8. Vultures are smart. "When you're training them, they learn things quickly," she says. "In my opinion, they're always thinking and evaluating, sometimes to the point of overthinking. They don't do anything rote or blindly."
This trainability has allowed them to do something amazing at the Tracy Aviary: It's the only place in the U.S. — and maybe the world — where you can go for a walk with a condor. Their Andean condor is taken out for walks through the aviary every day, and visitors are allowed to join, as long as they don't get too close.
"He's allowed to wander around and explore," Dishaw says. "I don't micromanage him — it's supposed to be fun for him, too. I can give him quite a bit of freedom because I'm confident that if he's headed somewhere or doing something that I'm not comfortable with, I can just call him and he will come right back."
9. Vultures play an important role in the environment. "They are valuable in the ecosystems in which they live as cleanup crew," she says. They get rid of diseased carcasses, making them important to human health in parts of the world where sanitation systems are less developed.
10. Vultures are in big trouble in some places. In Asia, a population crash that began in the 1990s was eventually traced to a drug that was being given to cattle. "They revere their cows — when they get old and [are in pain], they give them painkillers," Dishaw says. "Then when the cows do die of natural causes, they put them out and the vultures eat them."

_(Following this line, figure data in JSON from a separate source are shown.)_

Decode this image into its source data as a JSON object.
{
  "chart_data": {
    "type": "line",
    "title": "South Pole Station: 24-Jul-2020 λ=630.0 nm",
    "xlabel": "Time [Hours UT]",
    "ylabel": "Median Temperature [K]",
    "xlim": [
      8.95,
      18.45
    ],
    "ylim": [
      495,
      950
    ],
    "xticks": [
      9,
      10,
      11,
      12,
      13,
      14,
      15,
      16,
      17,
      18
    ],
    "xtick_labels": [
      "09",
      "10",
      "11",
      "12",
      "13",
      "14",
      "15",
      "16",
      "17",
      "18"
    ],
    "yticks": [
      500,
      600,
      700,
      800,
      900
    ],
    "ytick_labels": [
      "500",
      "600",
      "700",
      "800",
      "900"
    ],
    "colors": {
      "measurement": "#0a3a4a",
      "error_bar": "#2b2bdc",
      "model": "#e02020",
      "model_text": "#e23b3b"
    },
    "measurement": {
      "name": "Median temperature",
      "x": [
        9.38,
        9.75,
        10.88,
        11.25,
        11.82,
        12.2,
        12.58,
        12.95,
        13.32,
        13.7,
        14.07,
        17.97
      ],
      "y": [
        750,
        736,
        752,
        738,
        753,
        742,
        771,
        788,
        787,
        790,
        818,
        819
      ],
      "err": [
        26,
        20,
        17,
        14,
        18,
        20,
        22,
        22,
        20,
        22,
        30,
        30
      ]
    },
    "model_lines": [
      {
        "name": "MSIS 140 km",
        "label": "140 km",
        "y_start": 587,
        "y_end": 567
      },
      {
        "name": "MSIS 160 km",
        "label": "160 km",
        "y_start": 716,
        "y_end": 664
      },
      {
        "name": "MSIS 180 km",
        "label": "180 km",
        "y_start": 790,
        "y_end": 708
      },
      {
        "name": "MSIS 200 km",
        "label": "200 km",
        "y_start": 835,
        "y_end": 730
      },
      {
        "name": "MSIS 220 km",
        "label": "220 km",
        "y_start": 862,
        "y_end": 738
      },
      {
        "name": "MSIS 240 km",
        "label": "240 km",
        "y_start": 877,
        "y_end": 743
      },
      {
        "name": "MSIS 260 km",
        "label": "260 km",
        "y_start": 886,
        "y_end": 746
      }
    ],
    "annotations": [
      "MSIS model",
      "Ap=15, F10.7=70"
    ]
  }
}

Conservation Efforts Underway
The decrease in the number of vultures has had devastating effects on human health. Decaying carcasses are spreading cholera and botulism in the water, and with fewer vultures, wild dogs are filling the niche, causing a rabies problem.
It has also been a particular issue for one group of people: Vultures play an important role in the funeral rites of the Parsi religion in India. "The religion doesn't allow them to cremate or bury the deceased, so they have temples where they put their bodies out for the vultures," Dishaw says.
The drug that was causing harm is now banned for use in cattle, but as we saw with DDT in the U.S., Dishaw says, it takes time for such toxins to work their way out of the environment. Conservation efforts are underway, with chicks being raised in captivity, and in some places there are "vulture restaurants" where the birds are provisioned with safe meat.
Even some of the poorest people are helping with these efforts, Dishaw says. "They've learned the hard way that you don't know what you've got till it's gone and how important these creatures are."